Namun menurut Doni, upaya tersebut belum cukup maksimal karena masih terbatas di pusat kota saja. Ia menilai Dinsos dan tim gabungan harus memperluas penertiban ke wilayah lain yang juga rawan keberadaan gepeng.
"Kita beri apresiasi kepada Dinsos dan tim gabungan. Selama ini kita gaungkan dan akhirnya baru terlaksana. Tapi hasilnya belum memuaskan. Mereka belum ekstra bekerja karena baru satu titik yang ditertibkan. Padahal masih banyak titik-titik lain seperti daerah Panam dan Simpang Garuda Sakti," ujar Doni, Senin 4 Agustus 2025.
Ia menyebut keberadaan gepeng di sejumlah persimpangan jalan sudah sangat mengganggu kenyamanan pengguna jalan.
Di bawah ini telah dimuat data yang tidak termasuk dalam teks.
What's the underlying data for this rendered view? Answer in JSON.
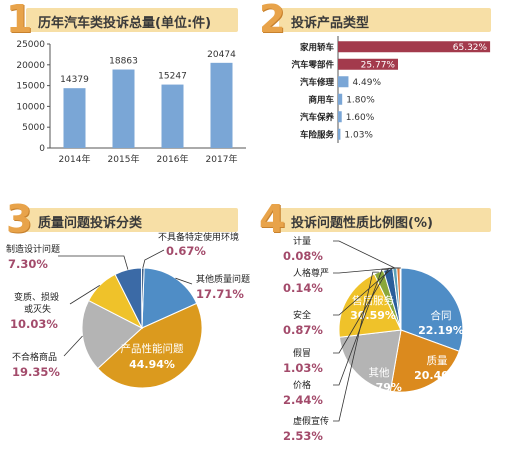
{
  "panels": [
    {
      "number": "1",
      "title": "历年汽车类投诉总量(单位:件)"
    },
    {
      "number": "2",
      "title": "投诉产品类型"
    },
    {
      "number": "3",
      "title": "质量问题投诉分类"
    },
    {
      "number": "4",
      "title": "投诉问题性质比例图(%)"
    }
  ],
  "colors": {
    "accent_number": "#e8a34a",
    "title_band": "#f7dfa6",
    "bar_blue": "#7aa6d6",
    "bar_red": "#a33a4c",
    "pct_text": "#a34b6b"
  },
  "chart_data": [
    {
      "type": "bar",
      "categories": [
        "2014年",
        "2015年",
        "2016年",
        "2017年"
      ],
      "values": [
        14379,
        18863,
        15247,
        20474
      ],
      "value_labels": [
        "14379",
        "18863",
        "15247",
        "20474"
      ],
      "ylim": [
        0,
        25000
      ],
      "yticks": [
        "0",
        "5000",
        "10000",
        "15000",
        "20000",
        "25000"
      ],
      "grid": false
    },
    {
      "type": "bar",
      "orientation": "horizontal",
      "categories": [
        "家用轿车",
        "汽车零部件",
        "汽车修理",
        "商用车",
        "汽车保养",
        "车险服务"
      ],
      "values": [
        65.32,
        25.77,
        4.49,
        1.8,
        1.6,
        1.03
      ],
      "value_labels": [
        "65.32%",
        "25.77%",
        "4.49%",
        "1.80%",
        "1.60%",
        "1.03%"
      ],
      "xlim": [
        0,
        70
      ]
    },
    {
      "type": "pie",
      "slices": [
        {
          "label": "其他质量问题",
          "value": 17.71,
          "pct": "17.71%",
          "color": "#4f8dc6"
        },
        {
          "label": "产品性能问题",
          "value": 44.94,
          "pct": "44.94%",
          "color": "#db9a1e"
        },
        {
          "label": "不合格商品",
          "value": 19.35,
          "pct": "19.35%",
          "color": "#b4b4b4"
        },
        {
          "label": "变质、损毁或灭失",
          "value": 10.03,
          "pct": "10.03%",
          "color": "#efc22a"
        },
        {
          "label": "制造设计问题",
          "value": 7.3,
          "pct": "7.30%",
          "color": "#3b6aa6"
        },
        {
          "label": "不具备特定使用环境",
          "value": 0.67,
          "pct": "0.67%",
          "color": "#2a4e7a"
        }
      ]
    },
    {
      "type": "pie",
      "slices": [
        {
          "label": "售后服务",
          "value": 30.59,
          "pct": "30.59%",
          "color": "#4f8dc6"
        },
        {
          "label": "合同",
          "value": 22.19,
          "pct": "22.19%",
          "color": "#db8a1e"
        },
        {
          "label": "质量",
          "value": 20.4,
          "pct": "20.40%",
          "color": "#b4b4b4"
        },
        {
          "label": "其他",
          "value": 19.79,
          "pct": "19.79%",
          "color": "#efc22a"
        },
        {
          "label": "虚假宣传",
          "value": 2.53,
          "pct": "2.53%",
          "color": "#8aa83a"
        },
        {
          "label": "价格",
          "value": 2.44,
          "pct": "2.44%",
          "color": "#2a5e9a"
        },
        {
          "label": "假冒",
          "value": 1.03,
          "pct": "1.03%",
          "color": "#5aa0b8"
        },
        {
          "label": "安全",
          "value": 0.87,
          "pct": "0.87%",
          "color": "#e07a3a"
        },
        {
          "label": "人格尊严",
          "value": 0.14,
          "pct": "0.14%",
          "color": "#9a4a8a"
        },
        {
          "label": "计量",
          "value": 0.08,
          "pct": "0.08%",
          "color": "#d24a4a"
        }
      ]
    }
  ]
}
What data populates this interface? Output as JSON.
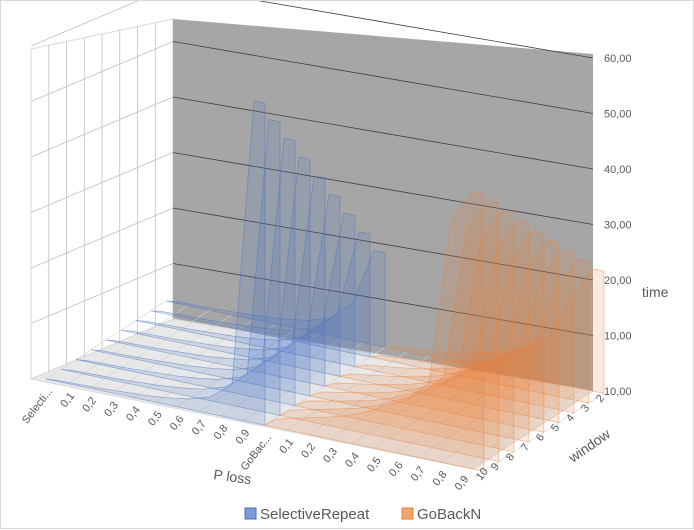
{
  "chart_data": {
    "type": "area",
    "subtype": "3d-area",
    "title": "",
    "xlabel": "P loss",
    "ylabel": "time",
    "depth_label": "window",
    "z_tick_labels": [
      "10,00",
      "10,00",
      "20,00",
      "30,00",
      "40,00",
      "50,00",
      "60,00"
    ],
    "x_tick_labels": [
      "Selecti...",
      "0,1",
      "0,2",
      "0,3",
      "0,4",
      "0,5",
      "0,6",
      "0,7",
      "0,8",
      "0,9",
      "GoBac...",
      "0,1",
      "0,2",
      "0,3",
      "0,4",
      "0,5",
      "0,6",
      "0,7",
      "0,8",
      "0,9"
    ],
    "depth_tick_labels": [
      "2",
      "3",
      "4",
      "5",
      "6",
      "7",
      "8",
      "9",
      "10"
    ],
    "windows": [
      2,
      3,
      4,
      5,
      6,
      7,
      8,
      9,
      10
    ],
    "series": [
      {
        "name": "SelectiveRepeat",
        "color": "#4472C4",
        "p_loss": [
          0,
          0.1,
          0.2,
          0.3,
          0.4,
          0.5,
          0.6,
          0.7,
          0.8,
          0.9
        ],
        "values_window_2": [
          0.3,
          0.4,
          0.5,
          0.7,
          0.9,
          1.3,
          1.9,
          3.2,
          6.5,
          17.0
        ],
        "values_window_10": [
          0.2,
          0.3,
          0.4,
          0.6,
          0.8,
          1.2,
          1.8,
          3.0,
          6.0,
          58.0
        ]
      },
      {
        "name": "GoBackN",
        "color": "#ED7D31",
        "p_loss": [
          0,
          0.1,
          0.2,
          0.3,
          0.4,
          0.5,
          0.6,
          0.7,
          0.8,
          0.9
        ],
        "values_window_2": [
          0.5,
          0.8,
          1.2,
          1.8,
          2.6,
          3.8,
          5.5,
          8.0,
          16.0,
          22.0
        ],
        "values_window_10": [
          1.5,
          2.5,
          3.5,
          4.5,
          6.0,
          8.0,
          10.0,
          14.0,
          44.0,
          50.0
        ]
      }
    ],
    "legend": {
      "position": "bottom",
      "entries": [
        "SelectiveRepeat",
        "GoBackN"
      ]
    },
    "grid": true,
    "colors": {
      "back_wall": "#A6A6A6",
      "gridline": "#404040"
    }
  }
}
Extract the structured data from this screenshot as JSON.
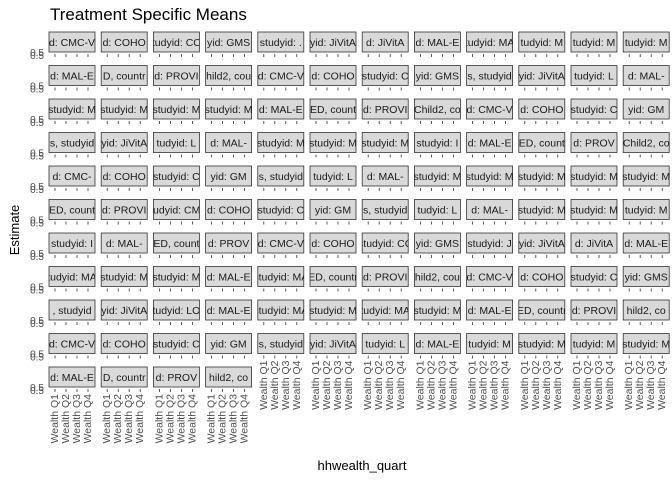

Selain meminta-minta, beberapa gepeng juga menggunakan modus membersihkan kaca mobil untuk memaksa pengendara memberikan uang.
"Jadi jangan gepeng yang tak berdaya saja yang ditangkap. Di beberapa titik, banyak gepeng yang masih muda dan energik. Mereka bisa kabur kalau dikejar," tambah politisi dari Partai Amanat Nasional (PAN) ini.
Doni mendorong agar Dinsos, Satpol PP, dan OPD terkait bekerja lebih intensif dan menyeluruh dalam penertiban gepeng. Ia menekankan pentingnya penanganan yang berkelanjutan agar tercipta kondisi kota yang lebih tertib dan nyaman bagi masyarakat.
"Semua titik itu banyak gepeng, badut jalanan, anak punk, hingga manusia silver. Ini rawan dan mengganggu lalu lintas. Kita minta penertiban dilakukan secara kontinyu, misalnya hari ini titik pertama, besok titik kedua, dan seterusnya," tegasnya.